Tenstorrent, the Toronto-based chip company led by veteran semiconductor architect Jim Keller, has partnered with Singapore’s CoreLab Technology to develop an open-architecture computing platform designed for robotics and automotive applications.
The platform, branded Atlantis, combines Tenstorrent’s high-performance RISC-V central processing unit (CPU) intellectual property with CoreLab’s energy-efficient system-on-chip (SoC) and processor technologies.
The companies said the collaboration aims to address the growing demand for AI computing requirements, particularly in autonomous driving and next-generation robotics.
Unlike proprietary alternatives, the firms have positioned Atlantis as a customisable platform with support for multiple open-architecture CPU designs.

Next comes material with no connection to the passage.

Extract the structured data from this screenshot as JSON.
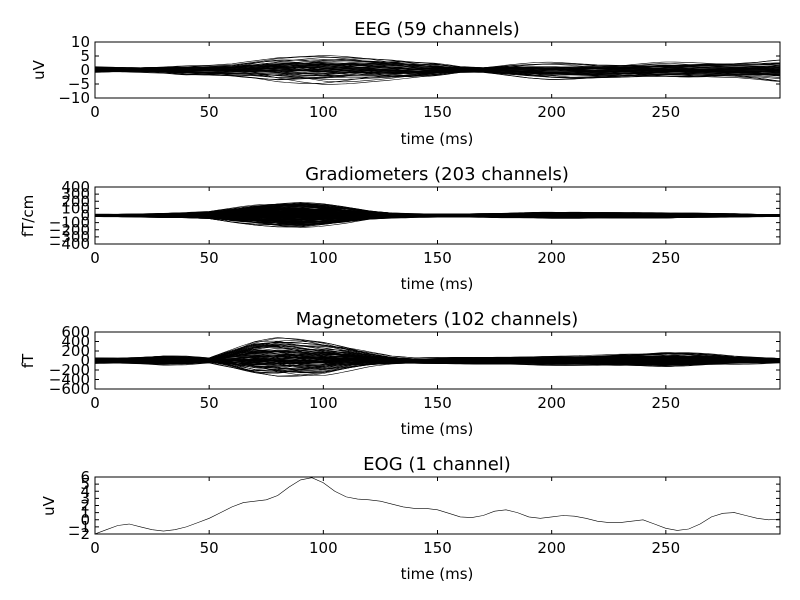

The companies said the system’s RISC-V cores can be deeply tailored by customers to balance performance, energy efficiency, and cost, while targeting “new levels of embodied intelligence” in machines.
Keller, who previously led chip design at Apple, Tesla, and Intel, described the project as part of a broader effort to extend RISC-V adoption into emerging markets. “Our mission together is to bring RISC-V to as many different markets as possible,” he said, pointing to Tenstorrent’s Ascalon CPU as the performance foundation of the initiative.
CoreLab’s Chairman Allen Wu, a former senior Arm executive credited with building its multibillion-dollar CPU licensing business, said the tie-up would provide an alternative to proprietary chip ecosystems. “Together with Tenstorrent, we are creating a comprehensive computing platform that can serve diverse markets and drive broader RISC-V adoption,” he said.
The launch highlights intensifying competition among chipmakers to supply processors for Edge computing, where systems must balance high performance with low power consumption and safety. It also underscores the growing momentum of RISC-V, an open-source instruction set architecture that has drawn interest as a lower-cost, more flexible rival to Arm and x86 designs.
Tenstorrent and CoreLab said Atlantis would be offered as a scalable and safety-ready portfolio for customers in the automotive and robotics sectors, with the intention of accelerating innovation while reducing dependence on proprietary architectures.